Dopo la Guerra di Secessione in America durante il processo di costituzione dell’identità civile si formano diverse correnti di pensiero. Tra queste c’è il Ku Klux Klan con cui si apre una delle vicende storiche americane forse più discusse. Comincia tutto la vigilia di Natale del 1865 a Pulaski, una cittadina del Tennessee al confine con l’Alabama, nel Sud degli Stati Uniti. A fondarlo è un gruppo di emigrati scozzesi appartenenti alla borghesia agraria, all’indomani dell’emancipazione dei neri dallo schiavismo. L’intento iniziale è quello di creare un club per difendere privilegi e supremazia dei bianchi. Tuttavia il Klan diventerà uno dei movimenti più potenti della storia americana imponendo il loro dominio fatto di intimidazioni e violenze.
Il Ku Klux Klan dal 1866 al 1871
Il battesimo ufficiale dell’organizzazione è nel 1867 a Nashville durante un convegno a cui partecipano i delegati degli ex stati confederati. Quando il generale e trafficante di schiavi Nathan Bedford Forrest assume il titolo di Gran Mago del Ku Klux Klan. Sotto di lui i Klansmen ossia una gerarchia discendente di grandi draghi, titani e ciclopi. Adottano anche un costume: una veste bianca e un cappello a punta conica per eseguire la repressione degli afroamericani. Il movimento diventa rapidamente un veicolo per la resistenza bianca meridionale e si estende in tutti gli stati del sud. Comprende sindaci, giudici e sceriffi oltre a criminali. Una forza talmente potente che riesce a ripristinare il dominio dei bianchi nella Carolina del Nord, Tennessee e Georgia. Tuttavia il generale Forrest ne ordina lo scioglimento nel 1869, soprattutto a causa dell’eccessiva violenza del gruppo.
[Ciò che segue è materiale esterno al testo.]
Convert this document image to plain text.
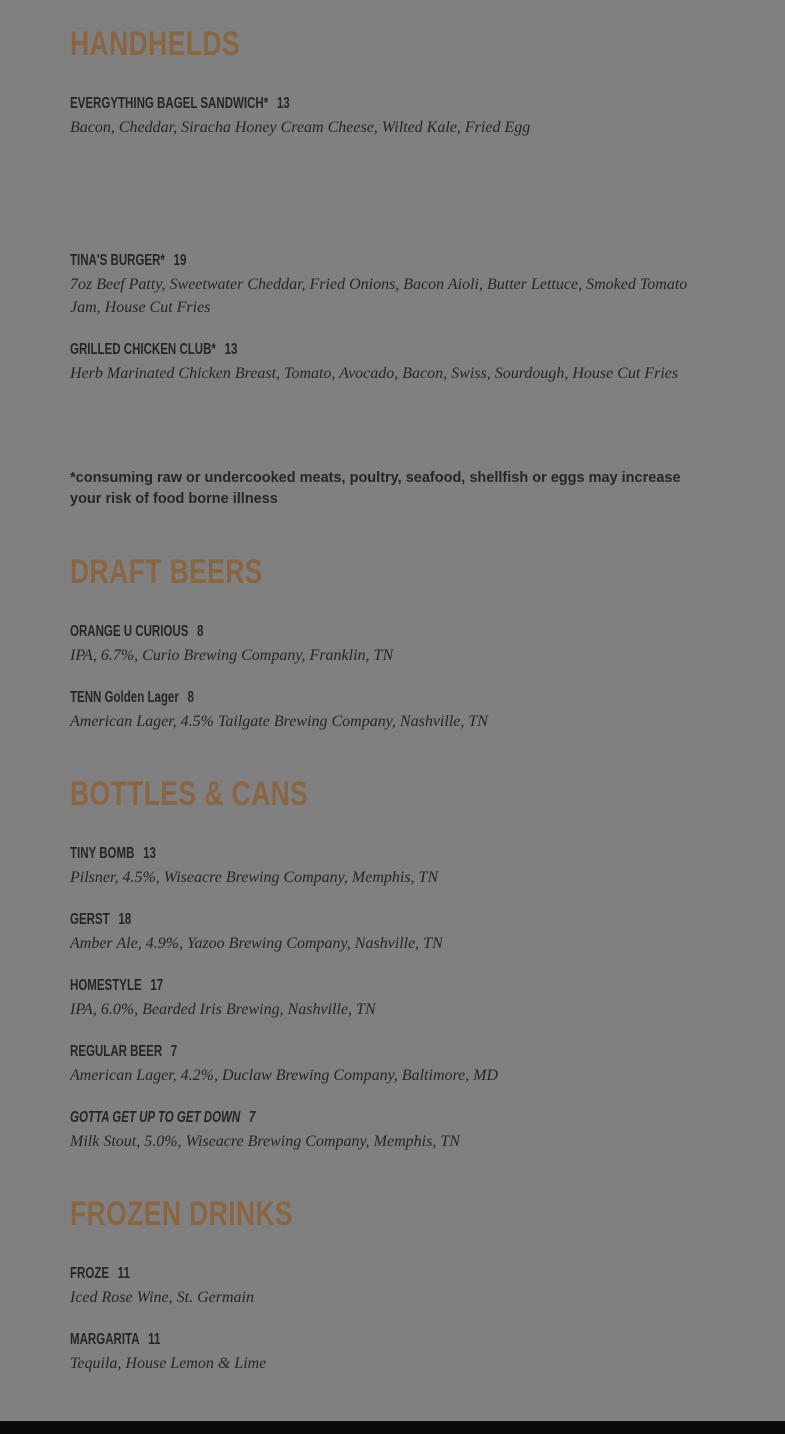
HANDHELDS
EVERGYTHING BAGEL SANDWICH* 13
Bacon, Cheddar, Siracha Honey Cream Cheese, Wilted Kale, Fried Egg
TINA'S BURGER* 19
7oz Beef Patty, Sweetwater Cheddar, Fried Onions, Bacon Aioli, Butter Lettuce, Smoked Tomato Jam, House Cut Fries
GRILLED CHICKEN CLUB* 13
Herb Marinated Chicken Breast, Tomato, Avocado, Bacon, Swiss, Sourdough, House Cut Fries
*consuming raw or undercooked meats, poultry, seafood, shellfish or eggs may increase your risk of food borne illness
DRAFT BEERS
ORANGE U CURIOUS 8
IPA, 6.7%, Curio Brewing Company, Franklin, TN
TENN Golden Lager 8
American Lager, 4.5% Tailgate Brewing Company, Nashville, TN
BOTTLES & CANS
TINY BOMB 13
Pilsner, 4.5%, Wiseacre Brewing Company, Memphis, TN
GERST 18
Amber Ale, 4.9%, Yazoo Brewing Company, Nashville, TN
HOMESTYLE 17
IPA, 6.0%, Bearded Iris Brewing, Nashville, TN
REGULAR BEER 7
American Lager, 4.2%, Duclaw Brewing Company, Baltimore, MD
GOTTA GET UP TO GET DOWN 7
Milk Stout, 5.0%, Wiseacre Brewing Company, Memphis, TN
FROZEN DRINKS
FROZE 11
Iced Rose Wine, St. Germain
MARGARITA 11
Tequila, House Lemon & Lime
L’evoluzione del Klan in Georgia
Ciononostante alcuni rami locali rimangono attivi finché il presidente degli Stati Uniti Ulysses S. Grant mette fine al movimento. Firmando tra il 1870 e il 1871 il Klan Act e poi l’Enforcement Act facendo diventare il Klan illegale. Dopo un lungo periodo di inattività il gruppo si riattiva nel 1915 vicino ad Atlanta, in Georgia, sotto la guida di William Joseph Simmons. Un predicatore ispirato dal libro di Thomas Dixon The Clansman (1905) che introduce la croce infuocata nell’iconografia dell’organizzazione. Come anche il pregiudizio contro cattolici romani, ebrei e stranieri. Negli Anni Venti il Ku Klux Klan vive il momento di massimo fulgore, giungendo ad avere tra tre e sei milioni di adepti. Ed anche i profitti sono incredibili e vengono dalla vendita di abbonamenti, costumi, pubblicazioni e rituali. Inoltre i gruppi si organizzano in marce con incendi notturni in tutto il Paese.
L’ultima fase in Alabama
A partire dagli Anni ’50 il nome Ku Klux Klan è riesumato da diverse congreghe in Alabama e in altri Stati del Sud. Che si concentrano nell’opposizione al movimento per i diritti civili degli afroamericani, utilizzando ogni forma di violenza. La più clamorosa è quella che avviene la notte del 21 giugno 1964 nella contea di Neshoba il Mississippi. Tre attivisti per i diritti civili, James Chaney, Andrew Goodman e Michael Schwerner sono uccisi da alcuni membri segreti del Klan. Cioè lo sceriffo della contea, Lawrence Rainey, il suo vice, Cecil Price. L’ideologia razzista alla base del Ku Klux Klan è ancora presente in America. E pare che oggi sul territorio americano esistano un centinaio di cellule, con qualche migliaio di aderenti, che purtroppo continuano ancora questi atti criminali.